Although Kaelin’s fame, such as it was, persists, the one mention in Anatomy had to do with cameras in the courtroom.

“Whether cameras substantially affect trial participants’ behavior remains open to debate. … at least one witness, Kato Kaelin, appeared to treat his turn on the witness stand like an audition,” I wrote.

Annie was so Special

Her pictures are fine.

How about some in the courtroom?

Annie Leibovitz


So the New York-based celebrity photo-diva gets permission to be in the courtroom with her camera for a short while one day with a same conditions and restrictions other photographers had to follow. Most notably, she had to share her photos with news organizations of who had cameras in the courtroom and she couldn’t take any pictures when court wasn’t in session. She violated both, but apparently didn’t care, since it was a one-time gig for her, so she had no incentive to comply.

The other photogs were ticked and so was I.

The Twenty-Year Taint–Still Misdirected

When I see commentaries like this Mankato (MN) Free Press opinion piece,  Our View: Cameras in courtroom should proceed, citing a 20-year-old  anomaly as the reason to bar cameras from courtrooms, I shake my head. 

It’s not that I disagree with it. I do. Instead, it’s why a trial from two decades ago remains the standard bearer, or maybe that should be gold standard of, or actually the great barrier, to permitting public access to the nation’s courtrooms?

Here’s the Manakato Free Press editorial opening paragraph:

“The O.J. Simpson trial may have made for gripping TV, but it isn’t what the public would see if cameras were allowed in more Minnesota courtrooms.”

Neither the Simpson trial nor “gripping TV” is what the public sees in Los Angeles, California, or the other 35 or so states that allow courtroom-camera coverage. Although California tightened its courtroom-camera coverage rules a year or two after the Simpson trial, to primarily give trial judges more discretion over whether to allow cameras in cases they presided over, that state has continued to allow camera coverage.

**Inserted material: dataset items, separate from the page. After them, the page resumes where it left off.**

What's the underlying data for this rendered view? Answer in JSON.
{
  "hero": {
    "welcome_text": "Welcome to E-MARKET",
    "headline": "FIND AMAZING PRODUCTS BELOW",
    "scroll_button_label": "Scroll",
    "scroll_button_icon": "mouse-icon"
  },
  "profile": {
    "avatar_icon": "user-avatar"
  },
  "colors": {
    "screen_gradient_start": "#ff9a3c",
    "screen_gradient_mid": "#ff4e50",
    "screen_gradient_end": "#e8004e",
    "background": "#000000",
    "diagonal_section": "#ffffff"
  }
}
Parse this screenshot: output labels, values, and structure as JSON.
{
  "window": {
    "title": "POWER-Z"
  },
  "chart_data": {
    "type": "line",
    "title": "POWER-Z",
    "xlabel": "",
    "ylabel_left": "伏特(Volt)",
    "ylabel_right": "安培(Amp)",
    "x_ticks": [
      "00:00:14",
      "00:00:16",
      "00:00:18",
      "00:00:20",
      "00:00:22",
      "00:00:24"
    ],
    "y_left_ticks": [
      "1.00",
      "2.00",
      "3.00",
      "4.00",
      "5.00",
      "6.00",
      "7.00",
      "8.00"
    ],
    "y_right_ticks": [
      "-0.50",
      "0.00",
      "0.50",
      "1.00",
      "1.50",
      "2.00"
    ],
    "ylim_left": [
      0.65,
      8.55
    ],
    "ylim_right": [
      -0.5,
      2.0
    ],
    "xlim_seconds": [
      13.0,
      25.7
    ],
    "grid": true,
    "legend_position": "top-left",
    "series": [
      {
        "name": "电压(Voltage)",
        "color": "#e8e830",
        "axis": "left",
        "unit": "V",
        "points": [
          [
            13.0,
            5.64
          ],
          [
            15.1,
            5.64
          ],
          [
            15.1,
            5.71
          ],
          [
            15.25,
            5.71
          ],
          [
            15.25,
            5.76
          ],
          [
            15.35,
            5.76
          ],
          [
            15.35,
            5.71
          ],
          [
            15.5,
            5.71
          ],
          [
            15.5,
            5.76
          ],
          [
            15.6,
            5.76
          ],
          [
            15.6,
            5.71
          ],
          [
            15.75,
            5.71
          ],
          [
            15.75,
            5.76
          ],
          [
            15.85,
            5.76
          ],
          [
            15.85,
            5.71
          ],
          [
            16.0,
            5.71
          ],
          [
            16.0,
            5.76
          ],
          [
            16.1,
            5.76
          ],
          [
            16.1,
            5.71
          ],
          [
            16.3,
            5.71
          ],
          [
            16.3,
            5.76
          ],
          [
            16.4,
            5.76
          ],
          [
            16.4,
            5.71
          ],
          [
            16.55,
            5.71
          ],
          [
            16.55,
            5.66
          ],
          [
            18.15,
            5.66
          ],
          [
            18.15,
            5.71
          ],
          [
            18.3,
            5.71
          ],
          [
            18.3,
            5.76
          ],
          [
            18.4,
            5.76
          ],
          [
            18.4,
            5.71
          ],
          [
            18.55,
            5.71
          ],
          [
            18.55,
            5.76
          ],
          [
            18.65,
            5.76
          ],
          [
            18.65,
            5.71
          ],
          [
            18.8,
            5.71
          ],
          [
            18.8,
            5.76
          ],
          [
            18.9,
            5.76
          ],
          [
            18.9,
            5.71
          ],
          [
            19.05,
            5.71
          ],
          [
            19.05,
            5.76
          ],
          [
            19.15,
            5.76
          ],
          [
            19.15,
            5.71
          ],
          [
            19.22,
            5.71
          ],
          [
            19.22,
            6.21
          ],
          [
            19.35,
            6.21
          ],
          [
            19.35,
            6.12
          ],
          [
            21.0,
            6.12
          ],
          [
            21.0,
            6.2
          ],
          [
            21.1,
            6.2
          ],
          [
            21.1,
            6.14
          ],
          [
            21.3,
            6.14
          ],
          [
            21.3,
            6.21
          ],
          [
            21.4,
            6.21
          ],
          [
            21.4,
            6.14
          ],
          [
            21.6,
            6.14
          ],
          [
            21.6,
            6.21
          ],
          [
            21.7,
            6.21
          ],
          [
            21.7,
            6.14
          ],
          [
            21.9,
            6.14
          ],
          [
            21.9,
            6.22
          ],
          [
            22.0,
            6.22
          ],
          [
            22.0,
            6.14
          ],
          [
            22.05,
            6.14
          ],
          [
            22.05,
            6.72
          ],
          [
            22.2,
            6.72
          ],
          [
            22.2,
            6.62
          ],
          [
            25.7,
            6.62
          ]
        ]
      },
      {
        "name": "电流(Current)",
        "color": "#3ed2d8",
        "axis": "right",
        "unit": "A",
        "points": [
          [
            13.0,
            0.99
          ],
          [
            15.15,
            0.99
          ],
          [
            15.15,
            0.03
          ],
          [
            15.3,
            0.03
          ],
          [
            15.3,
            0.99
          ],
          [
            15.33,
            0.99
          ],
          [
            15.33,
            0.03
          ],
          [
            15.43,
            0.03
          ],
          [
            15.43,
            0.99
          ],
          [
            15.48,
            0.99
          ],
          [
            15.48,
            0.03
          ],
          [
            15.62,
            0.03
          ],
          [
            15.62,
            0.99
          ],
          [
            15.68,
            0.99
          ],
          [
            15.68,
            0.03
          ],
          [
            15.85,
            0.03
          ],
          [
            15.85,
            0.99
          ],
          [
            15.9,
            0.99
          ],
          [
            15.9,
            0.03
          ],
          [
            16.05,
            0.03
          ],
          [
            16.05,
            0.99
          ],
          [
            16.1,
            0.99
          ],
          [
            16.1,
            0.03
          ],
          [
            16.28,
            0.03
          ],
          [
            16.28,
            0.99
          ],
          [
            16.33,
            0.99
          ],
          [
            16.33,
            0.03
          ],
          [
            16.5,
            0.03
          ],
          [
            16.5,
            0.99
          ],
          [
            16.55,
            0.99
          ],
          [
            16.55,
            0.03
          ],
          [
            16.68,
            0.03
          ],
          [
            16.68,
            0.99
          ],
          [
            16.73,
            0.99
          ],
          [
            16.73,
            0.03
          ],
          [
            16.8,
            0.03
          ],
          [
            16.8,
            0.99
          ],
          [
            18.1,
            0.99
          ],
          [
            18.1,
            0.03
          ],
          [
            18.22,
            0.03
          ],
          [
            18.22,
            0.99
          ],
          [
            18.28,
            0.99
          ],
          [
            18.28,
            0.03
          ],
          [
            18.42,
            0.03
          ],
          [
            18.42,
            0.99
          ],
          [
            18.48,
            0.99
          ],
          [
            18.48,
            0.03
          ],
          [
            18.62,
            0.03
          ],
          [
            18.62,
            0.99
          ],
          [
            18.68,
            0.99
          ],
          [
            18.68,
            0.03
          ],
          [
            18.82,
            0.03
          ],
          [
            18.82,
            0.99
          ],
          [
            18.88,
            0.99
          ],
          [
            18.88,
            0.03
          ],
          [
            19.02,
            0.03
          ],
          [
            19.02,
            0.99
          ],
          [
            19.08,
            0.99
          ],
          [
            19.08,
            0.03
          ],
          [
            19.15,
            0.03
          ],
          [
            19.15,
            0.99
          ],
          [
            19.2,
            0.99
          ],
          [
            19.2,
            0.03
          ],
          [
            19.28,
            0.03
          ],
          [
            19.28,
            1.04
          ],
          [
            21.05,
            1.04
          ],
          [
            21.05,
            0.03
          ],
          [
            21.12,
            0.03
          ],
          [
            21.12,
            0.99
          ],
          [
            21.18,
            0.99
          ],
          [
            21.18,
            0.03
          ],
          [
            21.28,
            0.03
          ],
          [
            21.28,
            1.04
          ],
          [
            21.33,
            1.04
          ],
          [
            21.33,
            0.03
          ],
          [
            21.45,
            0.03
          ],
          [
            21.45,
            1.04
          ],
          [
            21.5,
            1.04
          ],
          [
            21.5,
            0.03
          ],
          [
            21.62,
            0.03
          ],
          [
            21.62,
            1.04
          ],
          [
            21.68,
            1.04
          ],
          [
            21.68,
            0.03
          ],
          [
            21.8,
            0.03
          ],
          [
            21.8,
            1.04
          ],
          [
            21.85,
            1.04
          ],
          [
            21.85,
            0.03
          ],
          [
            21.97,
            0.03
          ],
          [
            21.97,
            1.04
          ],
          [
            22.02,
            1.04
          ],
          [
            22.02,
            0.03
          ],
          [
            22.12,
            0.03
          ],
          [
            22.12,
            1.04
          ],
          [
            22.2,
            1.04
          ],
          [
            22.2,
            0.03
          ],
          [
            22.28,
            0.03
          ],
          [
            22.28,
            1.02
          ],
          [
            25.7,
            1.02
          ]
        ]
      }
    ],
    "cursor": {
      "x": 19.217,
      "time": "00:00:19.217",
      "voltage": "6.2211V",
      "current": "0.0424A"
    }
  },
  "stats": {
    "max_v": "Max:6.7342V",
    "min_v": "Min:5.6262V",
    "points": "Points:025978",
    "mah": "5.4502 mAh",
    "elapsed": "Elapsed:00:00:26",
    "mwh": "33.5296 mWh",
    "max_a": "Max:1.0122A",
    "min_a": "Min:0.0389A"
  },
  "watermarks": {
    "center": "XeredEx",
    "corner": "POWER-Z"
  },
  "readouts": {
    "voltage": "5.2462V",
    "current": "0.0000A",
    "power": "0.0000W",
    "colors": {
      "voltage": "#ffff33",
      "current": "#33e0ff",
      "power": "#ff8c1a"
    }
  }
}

Among the hundreds of trials in California since Simpson at which cameras were permitted was Phil Spector’s murder trial, both the 2007 trial and the 2009 retrial.

Dozens of high-profile trials in other states in the past twenty years have also been televised, most with much hoo-ha. Then there was the Oscar Pistorius trial in South Africa just this year, which was the first trial ever televised in that country. Although some were media clamors at trials such as the 2011 Casey Anthony trial, that was by no means the fault of cameras in the courtrooms. Rather it was the same kind of media hype that turned a number of trials into media spectacles, such as the 2004 trial of Scott Peterson for murdering his wife, Laci, and Martha Stewart’s obstruction-of-justice trial, also in 2004, neither of which had camera coverage.

There are far more compelling reasons than not to permit camera coverage of trials in this country. The Mankato Free Press cited one in the subhead of its piece:

“Why it matters: The more access the public has to how the criminal justice system works, the more they will know about it.”

Another, and I think a more important, reason is because it should be the public’s right to be able to observe the country’s and every state’s justice systems at work.


To Pull the Plug or Not Pull the Plug

Window for the world.

Hearing scheduled to discuss.

Should he pull the plug?


Judge Ito holds a hearing to determine if he should ban cameras in the courtroom.